Diane: I have been reading more and more about wild-foraged foods and thought it would be fun to have a dinner featuring what we can find around here. I like to open new horizons for people, taking them to a new place in understanding what is around them and helping them connect to what is real.

Also, it is part of our mission to educate people about what is available locally and seasonally. This includes what is right around them, even in their own yards. I hope the dinner will encourage people to look at what they already have as “weeds” in their yards and fields and to discontinue poisonous applications to their yards so they can eat what is there. All plants have a purpose. 

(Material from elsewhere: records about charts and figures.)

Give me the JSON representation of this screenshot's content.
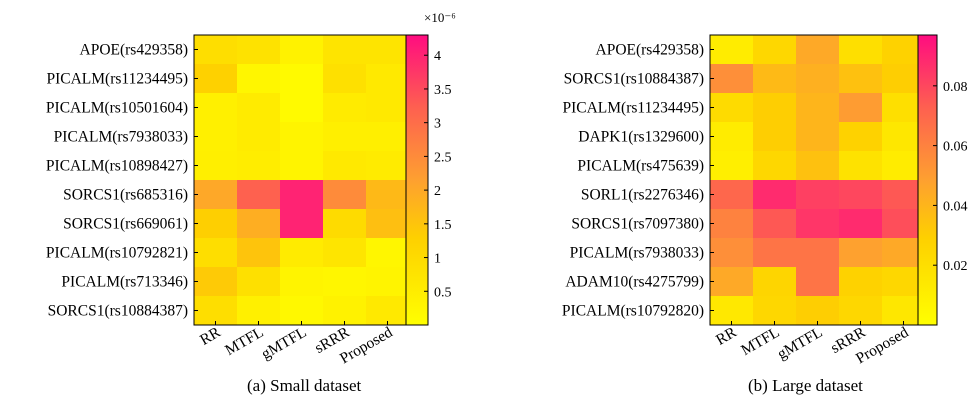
{
  "chart_data": [
    {
      "type": "heatmap",
      "caption": "(a)  Small dataset",
      "rows": [
        "APOE(rs429358)",
        "PICALM(rs11234495)",
        "PICALM(rs10501604)",
        "PICALM(rs7938033)",
        "PICALM(rs10898427)",
        "SORCS1(rs685316)",
        "SORCS1(rs669061)",
        "PICALM(rs10792821)",
        "PICALM(rs713346)",
        "SORCS1(rs10884387)"
      ],
      "columns": [
        "RR",
        "MTFL",
        "gMTFL",
        "sRRR",
        "Proposed"
      ],
      "clim": [
        0,
        4.3e-06
      ],
      "colorbar": {
        "ticks": [
          0.5,
          1,
          1.5,
          2,
          2.5,
          3,
          3.5,
          4
        ],
        "tick_labels": [
          "0.5",
          "1",
          "1.5",
          "2",
          "2.5",
          "3",
          "3.5",
          "4"
        ],
        "multiplier": "×10⁻⁶",
        "scale": 1e-06
      },
      "values": [
        [
          9e-07,
          8e-07,
          3.5e-07,
          7.5e-07,
          7.5e-07
        ],
        [
          1.25e-06,
          2.5e-07,
          1.5e-07,
          8.5e-07,
          6e-07
        ],
        [
          4e-07,
          5.5e-07,
          1.5e-07,
          5.5e-07,
          6e-07
        ],
        [
          4e-07,
          5.5e-07,
          3e-07,
          4.5e-07,
          4.5e-07
        ],
        [
          4.5e-07,
          5e-07,
          3e-07,
          6e-07,
          5.5e-07
        ],
        [
          2e-06,
          3.2e-06,
          4e-06,
          2.5e-06,
          1.7e-06
        ],
        [
          1.3e-06,
          1.9e-06,
          4e-06,
          1e-06,
          1.6e-06
        ],
        [
          9e-07,
          1.5e-06,
          5.5e-07,
          7e-07,
          2.5e-07
        ],
        [
          1.4e-06,
          8.5e-07,
          3e-07,
          2.5e-07,
          3e-07
        ],
        [
          9e-07,
          4e-07,
          2e-07,
          3.5e-07,
          6e-07
        ]
      ]
    },
    {
      "type": "heatmap",
      "caption": "(b)  Large dataset",
      "rows": [
        "APOE(rs429358)",
        "SORCS1(rs10884387)",
        "PICALM(rs11234495)",
        "DAPK1(rs1329600)",
        "PICALM(rs475639)",
        "SORL1(rs2276346)",
        "SORCS1(rs7097380)",
        "PICALM(rs7938033)",
        "ADAM10(rs4275799)",
        "PICALM(rs10792820)"
      ],
      "columns": [
        "RR",
        "MTFL",
        "gMTFL",
        "sRRR",
        "Proposed"
      ],
      "clim": [
        0,
        0.097
      ],
      "colorbar": {
        "ticks": [
          0.02,
          0.04,
          0.06,
          0.08
        ],
        "tick_labels": [
          "0.02",
          "0.04",
          "0.06",
          "0.08"
        ],
        "multiplier": "",
        "scale": 1
      },
      "values": [
        [
          0.012,
          0.025,
          0.045,
          0.02,
          0.028
        ],
        [
          0.055,
          0.038,
          0.042,
          0.035,
          0.03
        ],
        [
          0.022,
          0.03,
          0.04,
          0.05,
          0.02
        ],
        [
          0.012,
          0.03,
          0.04,
          0.028,
          0.015
        ],
        [
          0.01,
          0.025,
          0.035,
          0.018,
          0.012
        ],
        [
          0.07,
          0.088,
          0.082,
          0.08,
          0.075
        ],
        [
          0.06,
          0.075,
          0.085,
          0.088,
          0.078
        ],
        [
          0.055,
          0.065,
          0.065,
          0.048,
          0.045
        ],
        [
          0.045,
          0.026,
          0.065,
          0.028,
          0.025
        ],
        [
          0.014,
          0.025,
          0.03,
          0.025,
          0.015
        ]
      ]
    }
  ]
}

We wanted to have this last year and planned it for May, but due to an unseasonably warm spring, there was not enough to have such a dinner in May. So, we planned it earlier for this year to coincide with the Earth Dinner dates and, alas, it is an unseasonably cool spring. So, we shall see what we come up with!

How have Earth Dinners helped you achieve your mission?

Our mission is to find and prepare S.O.L.E. food: Sustainable, Organic, Local, Ethical…and Delicious. 

Earth Dinners have helped us to further our mission and given us a chance to hand out the wonderful materials you send us with Organic Valley’s help. It helps people to broaden their perspective on and know that we in Roanoke are part of a much greater movement of like-minded chefs and owners working for, not against, Mother Earth.
What advice would you give a new Earth Dinner participant?
Diane: Go for it. You can make it as easy or challenging as you like. This is our third year; the past two we served a menu much like our usual menu and gave out educational materials; this year we are stretching ourselves to try something different.

Whatever you do, it is an opportunity to draw attention to what you are doing, your mission, and raise people’s awareness of eating locally and sustainably.